Eisenkraft and Elfenbein opined that their evidence for trait affective presence was especially strong, because they examined how people felt when they were with close acquaintances in different settings, as opposed to how participants interacted with strangers. The impact of affective presence between strangers was tested by subsequent research.
Affective Presence Prompts Romantic Interest
Raul Berrios et al. in a study entitled “Why Do You Make Us Feel Good?” (2015) examined how affective presence affects romantic interest.[ii] They had 40 people participate in a speed-dating event where they “dated” six or seven partners of the opposite sex.
Using a social relations model analysis, they confirmed that participants were more likely to want to see dates again when the dates had a greater positive affective presence. Thus, creating positive emotions appears to promote romantic attraction.

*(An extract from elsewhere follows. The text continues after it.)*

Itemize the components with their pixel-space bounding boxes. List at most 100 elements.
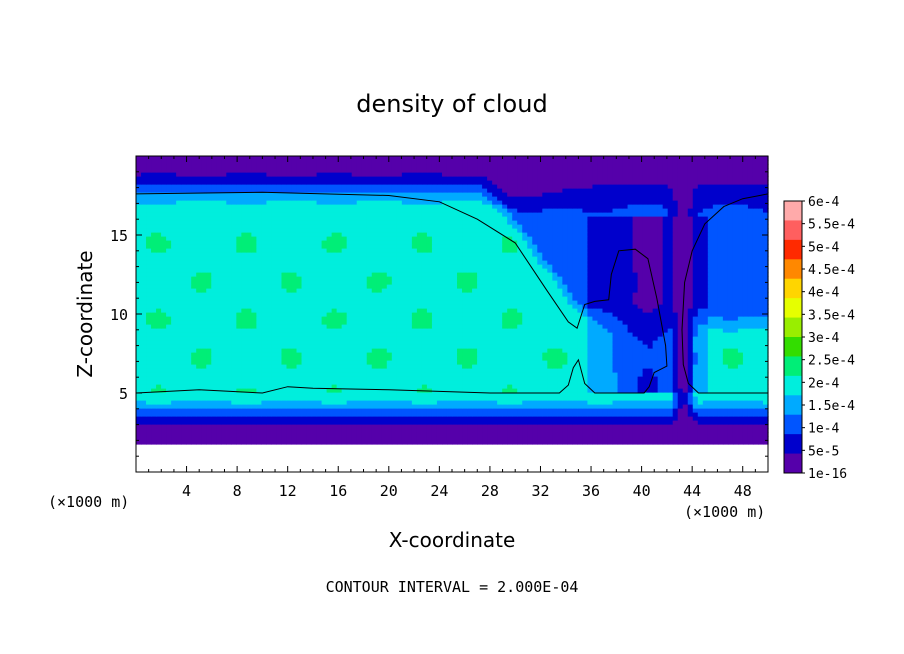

Among other conclusions, Berrios et al. found that regarding emotional disposition and skills, people who work to improve their own emotions and are tuned in to the emotions of others are more likely to elicit positive emotions in other people. Interestingly, however, they found that people who create positive emotions in others do not necessarily experience positive emotions themselves.
Regarding personality traits, they found that agreeableness and extraversion were the two traits linked with positive affective presence. They note that agreeable people are engaging and considerate, and thus would be expected to elicit positive emotional responses in others.
The link between extraversion and positive affective presence, however, was unexpected, given that the study by Eisenkraft and Elfenbein (2010) found extraversion to be linked with negative affective presence. Berrios et al. suggest that perhaps the difference has to do with the different types of interpersonal interactions in the two studies. Their speed-dating event might have elicited positive emotion in the extraverts, which might have prompted reciprocal positive emotions from interaction partners.
The Way You Make Me Feel
Thankfully, attraction is apparently more than skin deep. It involves not only how we look, but also the way we make others feel. In attracting and bonding with others, agreeableness and emotional regulation prompt positive emotions and predict relational success.
Facebook image: Ivanko80/Shutterstock
[i]Eisenkraft, Noah, and Hillary Anger Elfenbein. "The Way You Make Me Feel: Evidence for Individual Differences in Affective Presence." Psychological Science 21, no. 4 (2010): 505-10.
[ii]Berrios, Raul, Peter Totterdell, and Karen Niven. “Why Do You Make Us Feel Good? Correlates and Interpersonal Consequences of Affective Presence in Speed‐dating.” European Journal of Personality 29, no. 1 (2015): 72–82.